Jesse Mae Rayer is a Public Relations student hailing from the glamorous town of South Lyon, Michigan. She is an obsessive writer of fictional horror and questionable comedy, straying towards themes of mental health, family, identity, and the body as a path to both dread and elation.

Jesse Mae is the president and a co-founder of one of MSU’s creative writing clubs, Write Away. She spent most of her high school years cleaning toilets, and is now very pleased to work with H-Net: Humanities and Social Sciences Online as a communications specialist.


Receiving this grant was a wonder towards completing the project. The grant covered about thirty five hours of work for me, which was an incredible load off of my mental back. That was thirty five hours of time I could spend creatively, exercising my mind, instead of having to bend over my work desk and crank out customer support answers.

It, quite literally, gave me the time to complete it. Specifically, guilt-free time. No need to mentally sweat over how I could better spend these hours working towards rent: instead, I could create knowing I’d quite literally earned it.

Creating through COVID taught me the importance of space and time.

Space meaning my environment when writing. It’s hard to create something poetic when you’re two feet away from your bed, especially one you now associate with wheezing your poor, COVID-riddled lungs out. Instead, I learned the importance of finding a physical place to create: someplace Other that inspired, not poisoned.
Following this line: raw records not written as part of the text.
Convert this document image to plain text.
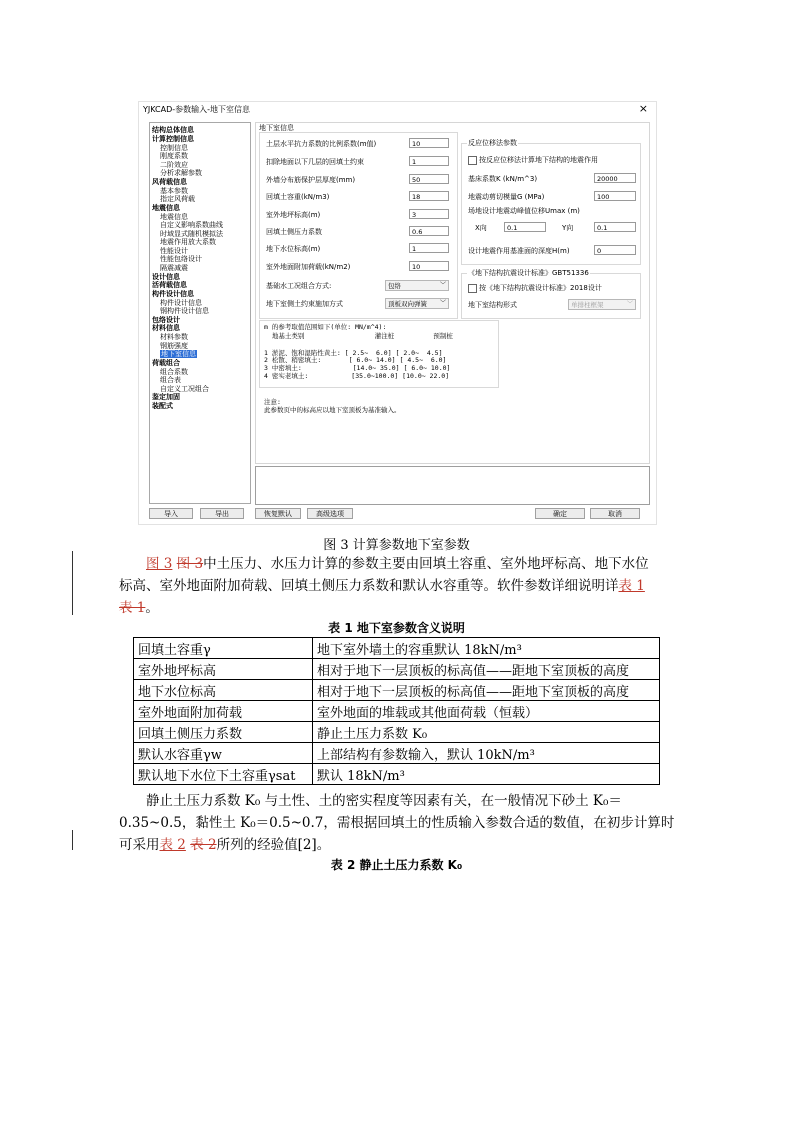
YJKCAD-参数输入-地下室信息	×
结构总体信息
计算控制信息
控制信息
刚度系数
二阶效应
分析求解参数
风荷载信息
基本参数
指定风荷载
地震信息
地震信息
自定义影响系数曲线
时域显式随机模拟法
地震作用放大系数
性能设计
性能包络设计
隔震减震
设计信息
活荷载信息
构件设计信息
构件设计信息
钢构件设计信息
包络设计
材料信息
材料参数
钢筋强度
地下室信息
荷载组合
组合系数
组合表
自定义工况组合
鉴定加固
装配式
地下室信息
土层水平抗力系数的比例系数(m值)	10
扣除地面以下几层的回填土约束	1
外墙分布筋保护层厚度(mm)	50
回填土容重(kN/m3)	18
室外地坪标高(m)	3
回填土侧压力系数	0.6
地下水位标高(m)	1
室外地面附加荷载(kN/m2)	10
基础水工况组合方式:	包络	﹀
地下室侧土约束施加方式	顶板双向弹簧 ﹀
反应位移法参数
按反应位移法计算地下结构的地震作用
基床系数K (kN/m^3)	20000
地震动剪切模量G (MPa)	100
场地设计地震动峰值位移Umax (m)
X向	0.1	Y向	0.1
设计地震作用基准面的深度H(m)	0
《地下结构抗震设计标准》GBT51336
按《地下结构抗震设计标准》2018设计
地下室结构形式	单排柱框架	﹀
m 的参考取值范围如下(单位: MN/m^4):
地基土类别                  灌注桩          预制桩
1 淤泥、饱和湿陷性黄土: [ 2.5~  6.0] [ 2.0~  4.5]
2 松散、稍密填土:       [ 6.0~ 14.0] [ 4.5~  6.0]
3 中密填土:             [14.0~ 35.0] [ 6.0~ 10.0]
4 密实老填土:           [35.0~100.0] [10.0~ 22.0]
注意:
此参数页中的标高应以地下室顶板为基准输入。
导入	导出	恢复默认	高级选项	确定	取消
图 3 计算参数地下室参数
图 3 图 3中土压力、水压力计算的参数主要由回填土容重、室外地坪标高、地下水位
标高、室外地面附加荷载、回填土侧压力系数和默认水容重等。软件参数详细说明详表 1
表 1。
表 1 地下室参数含义说明
回填土容重γ	地下室外墙土的容重默认 18kN/m³
室外地坪标高	相对于地下一层顶板的标高值——距地下室顶板的高度
地下水位标高	相对于地下一层顶板的标高值——距地下室顶板的高度
室外地面附加荷载	室外地面的堆载或其他面荷载（恒载）
回填土侧压力系数	静止土压力系数 K₀
默认水容重γw	上部结构有参数输入，默认 10kN/m³
默认地下水位下土容重γsat	默认 18kN/m³
静止土压力系数 K₀ 与土性、土的密实程度等因素有关，在一般情况下砂土 K₀＝
0.35~0.5，黏性土 K₀＝0.5~0.7，需根据回填土的性质输入参数合适的数值，在初步计算时
可采用表 2 表 2所列的经验值[2]。
表 2 静止土压力系数 K₀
Time is more literal. I truly won’t get anything done if I don’t purposefully implement a structure for it. I used to just use the half hours between classes to force myself to work– hard to scroll online when you’re working with the WiFi connection of Hell Itself in that strange hallway between Calculus and Physics– but suddenly that wasn’t an option. I had to learn to be intentional with my efforts.

It was also another effort in creation as therapy. God knows we all went through some stuff, and I have no idea what I would have come out of those first years as if I hadn’t had an outlet. Even if it wasn’t with the direct intent to work through it, writing helped. Having a Purpose outside of not getting horrifically ill while I bagged people’s groceries and cleaned toilets helped.

I absolutely believe other CAL students would benefit from financial support like this. Creatives are (to the point of cliche and stereotype) bleeding out of the wallet, and often the stress that comes from having to find a means of life support can overwhelm our ability to create as we want to.